Camper Van Beethoven (429 Records)
The title of alternative rock pioneers Camper Van Beethoven's new CD translates into "the lost coast," an appropriate title for a work that seems to visit a naturalistic, trippy element of California that is largely unexplored in pop culture.
The band's eighth release since 1985, and the first since 2004's ambitious concept album "New Roman Times," "La Costa Perdida" features all the hallmarks of Camper's idiosyncratic, indie-oddball approach.
David Lowery's vocals remain laconic and firmly rooted in a strange mix of ironic detachment and passionate commitment as the band explores its heady stew of ska, pop, avant garde, Middle Eastern, rock, progressive, and country styles.
Kicking off with the gentle "Come Down the Coast," the disc settles quickly into a more accessible vibe than the thematically heavier "New Roman Times," as Lowery beckons a series of women with names such as Esmerelda, Gabriela, and Isabella to "come down and see me sometime."
"Too High For Love-In" follows, sounding like a bad trip on rock roller skates careening down a California back road. It's funny and weird and the kind of thing someone might experience when they're much too high.

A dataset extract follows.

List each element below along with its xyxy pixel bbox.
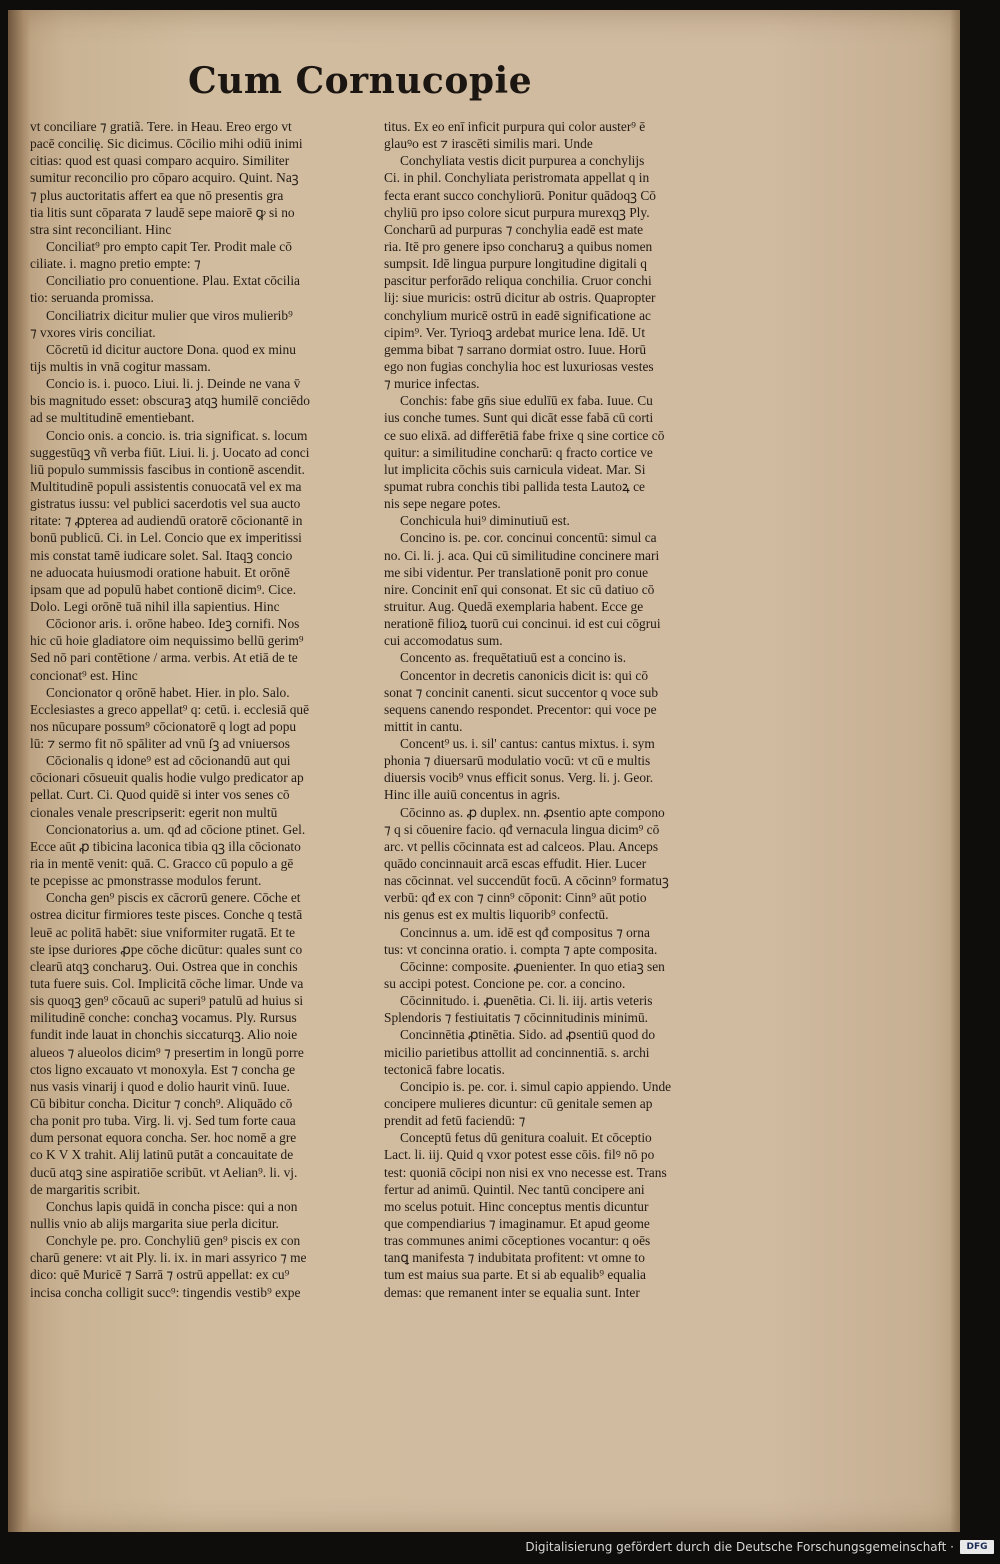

The next eight tracks feature strange instrumental combinations with Greg Lisher's slide guitar and Jonathan Segel's violin dueling on the long, proggy "Someday Our Love Will Sell Us Out" and perhaps the only country ska song in existence, "Peaches in the Summertime."
The album's centerpiece is "Northern California Girls," a paean to the Beach Boys and the pleasures of west coast women that's expansive and vivid, a love letter as much to a place as it is a woman. Segel's violin is a beautiful counterpoint to the melody and the kind of embellishment most bands can only dream of, especially when Lisher's guitar comes in to echo his lines.
It's impossible to determine if there's an audience for another album from a 29-year-old band that was never all that popular to begin with, but in today's music market that doesn't matter. The true believers will seek this out and they won't be disappointed.
-- ROD LOCKWOOD
Howard Shore (WaterTower Music)
Four-time Grammy winner Howard Shore won three Academy Awards for the classical music he composed for The Lord of the Rings triology, two for Best Original Score and one for Best Original Song.
The music he created for The Hobbit: An Unexpected Journey is as lush, soothing, daunting, playful, adventurous, and intriguing as that of the famous trilogy and, in certain parts, could even have a slight edge over it.
But like The Hobbit movie itself, the two-disc soundtrack -- good as it is -- doesn't seem like it had to be that long. Beautiful orchestration is once again provided by the London Philharmonic Orchestra.
-- TOM HENRY
Kris Kristofferson (KK Records)
He's 76, so, sure, Kris Kristofferson is feeling mortal. Over the last several years, however, that feeling has resharpened his muse, resulting in his best work since the '60s and '70s, when he introduced a new poetic lyricism to country music. "Feeling Mortal" is no exception -- it's the first great album of 2013.
As on 2006's "This Old Road" and 2009's "Closer to the Bone," producer Don Was puts Kristofferson in the best possible light. He highlights the aging troubadour's craggy grace with spare arrangements that fit his conversational delivery and heighten the intimacy of these songs about life, love, and hard-earned wisdom. (Not all of them are new: Two have 1970s copyrights, which makes for a nice linking of his two golden ages.)
Kristofferson may be feeling mortal, but that's also freeing, and so the silver-haired devil doesn't sound as though he's ready to quit anytime soon, as he indicates on "You Don't Tell Me What to Do." And while "Ramblin' Jack" pays tribute to his friend Ramblin' Jack Elliott, Kristofferson could also be singing about himself: "And I know he ain't afraid of where he's going/ And I'm sure he ain't ashamed of where he's been/ ... And he made his own mistakes, and love, and friends/ Ain't that what matters in the end."